Congrats on your pup. We have a Stanley grand daughter who is 10 months. She is a small alpha female who is talented with a ton of go!. My advice is take your time, you aren't on a schedule. Make sure every bit of obedience is taken care of before moving on to the next step, a lot of times its 2 steps forward and 1 back. I would have liked our pup to be further alone but we had to get the OB and returns straight before we moved on. (She is finishing the T now) I wouldn't worry about doubles right now, teach the pup to use his eyes first with a ton of singles. I personally dont teach doubles until the pup is through swim by and can handle but thats just me. The pup will catch up. One of our past dogs ( littermate to FT Goldens female) didnt learn doubles until two weeks before his first derby and he got a 3rd and a 4th. Remember it almost impossible to put the fire in the dog its bred in them, you can take some out though. Try to join a FT training group if possible. Videos are great and you learn a lot but nothing is better than actual experience, sometimes the videos make it seem so easy but in reality its a little tougher. Like I said take your time, relax and enjoy the ride, we are with our nutcase  She is so fun, no matter the pressure her tail is wagging 100 mph. Good luck!


----------



## 3goldens2keep (Feb 13, 2019)

Welcome....I started doing field work with my Goldens many years ago. I now have a 6 year old and a 9 mo. old! They both are field lines. I hunt birds with them and run hunt tests. What fun that is! I like the Hillman program and he has lots of tools you can get to help you maximize your training time and the results you get. Regardless of what training program you use, be sure to follow it from start to finish. Jumping around using multiple programs can be done, but not unless you have worked with a few field dogs in the past.
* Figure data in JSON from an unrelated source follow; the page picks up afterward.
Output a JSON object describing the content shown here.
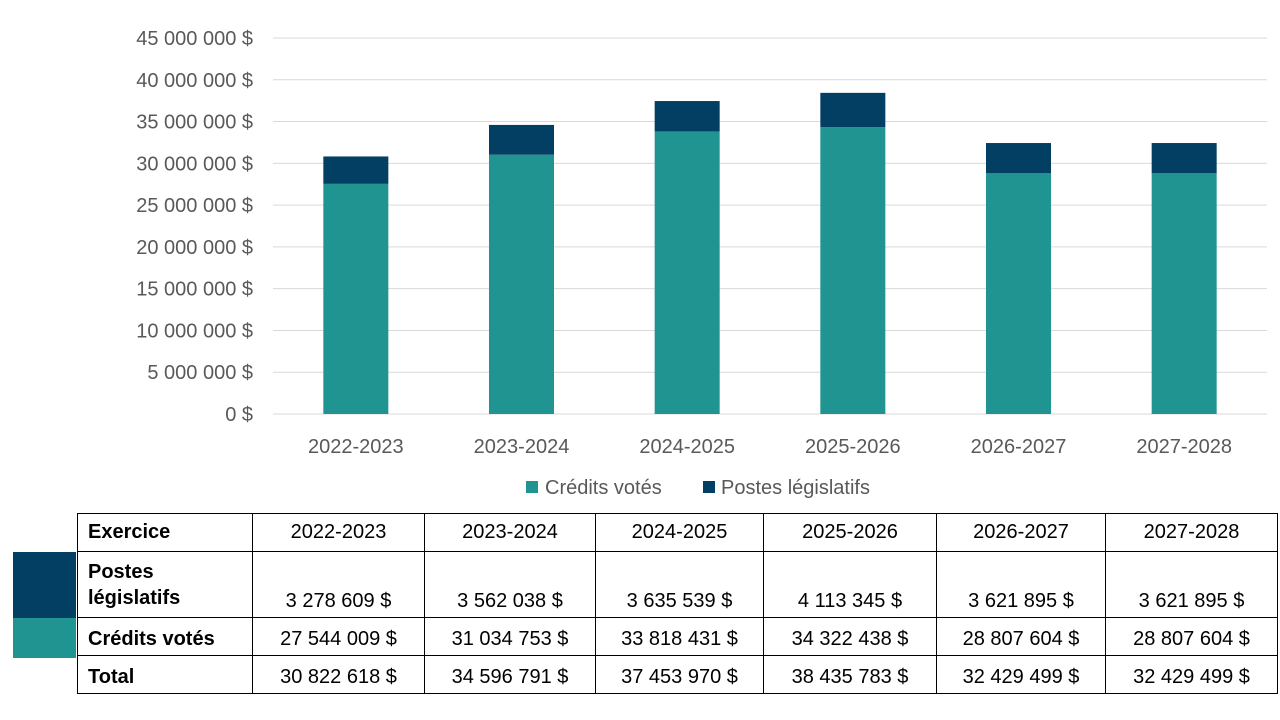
{
  "colors": {
    "credits_votes": "#1f9490",
    "postes_legislatifs": "#033e63",
    "gridline": "#d9d9d9",
    "axis_text": "#595959"
  },
  "chart_data": {
    "type": "bar",
    "stacked": true,
    "categories": [
      "2022-2023",
      "2023-2024",
      "2024-2025",
      "2025-2026",
      "2026-2027",
      "2027-2028"
    ],
    "series": [
      {
        "name": "Crédits votés",
        "values": [
          27544009,
          31034753,
          33818431,
          34322438,
          28807604,
          28807604
        ]
      },
      {
        "name": "Postes législatifs",
        "values": [
          3278609,
          3562038,
          3635539,
          4113345,
          3621895,
          3621895
        ]
      }
    ],
    "y_ticks": [
      "45 000 000 $",
      "40 000 000 $",
      "35 000 000 $",
      "30 000 000 $",
      "25 000 000 $",
      "20 000 000 $",
      "15 000 000 $",
      "10 000 000 $",
      "5 000 000 $",
      "0 $"
    ],
    "ylim": [
      0,
      45000000
    ],
    "grid": true,
    "legend_position": "bottom",
    "title": "",
    "xlabel": "",
    "ylabel": ""
  },
  "table": {
    "header_label": "Exercice",
    "years": [
      "2022-2023",
      "2023-2024",
      "2024-2025",
      "2025-2026",
      "2026-2027",
      "2027-2028"
    ],
    "rows": [
      {
        "label": "Postes législatifs",
        "values": [
          "3 278 609 $",
          "3 562 038 $",
          "3 635 539 $",
          "4 113 345 $",
          "3 621 895 $",
          "3 621 895 $"
        ]
      },
      {
        "label": "Crédits votés",
        "values": [
          "27 544 009 $",
          "31 034 753 $",
          "33 818 431 $",
          "34 322 438 $",
          "28 807 604 $",
          "28 807 604 $"
        ]
      },
      {
        "label": "Total",
        "values": [
          "30 822 618 $",
          "34 596 791 $",
          "37 453 970 $",
          "38 435 783 $",
          "32 429 499 $",
          "32 429 499 $"
        ]
      }
    ]
  }
}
Are you aware of the Force Fetching (FF) process that is common in field training programs. I am a believer in having my dogs FF which includes training on an ecollar. You might want to check this process out. I would recommend you talk with a professional trainer about this process and why it is done. If you want you dog FF, I would highly recommend you use an experienced trainer, to train just that portion of your training program.
Do you plan on running in field trials or field tests? Or both...all of it is fun for you and the pup!

Good Luck and remember to keep having fun....


----------



## MillionsofPeaches (Oct 30, 2012)

that's wonderful to hear! There can never be enough golden doing field work. you'll love it, I've never met a person that doesn't love doing field sports with their golden.


----------